A Trustworthy Personality
From the salary Cal paid her, Kitty saved every penny she could. She opened a bank account. Every week she deposited her paycheck and counted the interest she had received. She established a daily routine. Up at seven, walking by eight, at Cal Howard’s office by ten of nine. By nine o’clock every morning she was at her desk filling in long columns of numbers for Cal’s clients. She started keeping the books manually but Cal said she had to learn how to do everything on a computer by the new year, so she stayed an hour late every day to take the tutorials on the software programs, mastering them easily, which surprised her.
She transferred Alva’s records to the computer first.
“What’s going to happen to Alva?” she asked Cal.
“Not sure,” he told her. “I’ve written to the IRS and included late tax returns for her. I did find that she had been paying every year through an attorney’s office. He had an accountant working on the returns and they filed for her every year. Until three years ago. Do you know why they stopped?”
Kitty shook her head. Alva was such a mystery. “Is she going to go to jail or anything?”
“No. They’ll come back with late fees, penalties, interest. She’ll have to pay a lot more than she would have if she had filed on time or even applied for extensions,” Cal said. “But I’ll try to negotiate with them for her. Did she have some kind of crisis, maybe an ongoing health issue? That’s always good to start a negotiation.”

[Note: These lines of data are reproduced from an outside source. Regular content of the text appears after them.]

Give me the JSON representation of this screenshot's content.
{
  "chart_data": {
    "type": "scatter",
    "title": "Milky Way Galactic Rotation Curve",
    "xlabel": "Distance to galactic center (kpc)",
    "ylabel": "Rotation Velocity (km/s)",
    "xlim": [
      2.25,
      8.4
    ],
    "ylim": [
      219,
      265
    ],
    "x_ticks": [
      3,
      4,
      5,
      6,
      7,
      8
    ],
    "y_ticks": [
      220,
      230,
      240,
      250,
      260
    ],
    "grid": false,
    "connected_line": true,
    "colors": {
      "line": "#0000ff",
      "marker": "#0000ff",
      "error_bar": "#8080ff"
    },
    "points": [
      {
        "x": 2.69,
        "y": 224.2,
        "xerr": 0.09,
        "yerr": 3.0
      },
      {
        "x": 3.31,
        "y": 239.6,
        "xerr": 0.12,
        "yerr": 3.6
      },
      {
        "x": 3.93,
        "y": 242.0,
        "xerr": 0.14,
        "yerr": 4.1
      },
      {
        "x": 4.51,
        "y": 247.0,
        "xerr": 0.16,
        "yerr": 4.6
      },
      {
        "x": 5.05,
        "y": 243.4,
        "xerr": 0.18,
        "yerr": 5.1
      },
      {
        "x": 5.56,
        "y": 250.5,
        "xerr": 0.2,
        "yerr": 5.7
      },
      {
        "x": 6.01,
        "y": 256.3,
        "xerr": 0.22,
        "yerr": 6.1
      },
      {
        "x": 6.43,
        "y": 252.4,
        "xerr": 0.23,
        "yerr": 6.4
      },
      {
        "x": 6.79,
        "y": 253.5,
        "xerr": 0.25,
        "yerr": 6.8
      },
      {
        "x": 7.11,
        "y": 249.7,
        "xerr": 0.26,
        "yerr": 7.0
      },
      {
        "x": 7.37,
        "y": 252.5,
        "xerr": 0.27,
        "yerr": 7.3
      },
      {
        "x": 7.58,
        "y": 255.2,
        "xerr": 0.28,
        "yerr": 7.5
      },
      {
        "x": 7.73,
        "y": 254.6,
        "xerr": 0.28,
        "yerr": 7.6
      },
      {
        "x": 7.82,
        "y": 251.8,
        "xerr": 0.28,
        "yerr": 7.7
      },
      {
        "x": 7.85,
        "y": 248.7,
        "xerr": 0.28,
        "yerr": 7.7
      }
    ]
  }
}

“I don’t know. I only just met her in October,” Kitty said.
“Really? And she let you do her bookkeeping just like that?” Cal asked.
Kitty laughed. “So did you,” she said.
“You’re right,” Cal answered. “I never thought of it that way. I guess you have one of those trustworthy personalities. By the way,” he went on, “you’re doing a great job. Better than the girl who left.”
Kitty realized this was the first time she had really felt comfortable in years. This desk, her room at Alva’s, her walks, these were all hers. Things she had established on her own.
“Thank you for giving me this chance, Mr. Howard,” she said.
“Call me Cal, please. It’s such a small office, just the two of us. We might as well be informal,” he said before walking back down the hall. As he walked he called back to her, “and let your friend know I’ll be filing at the end of the week. So she better have some funds available for when the IRS calls us back.”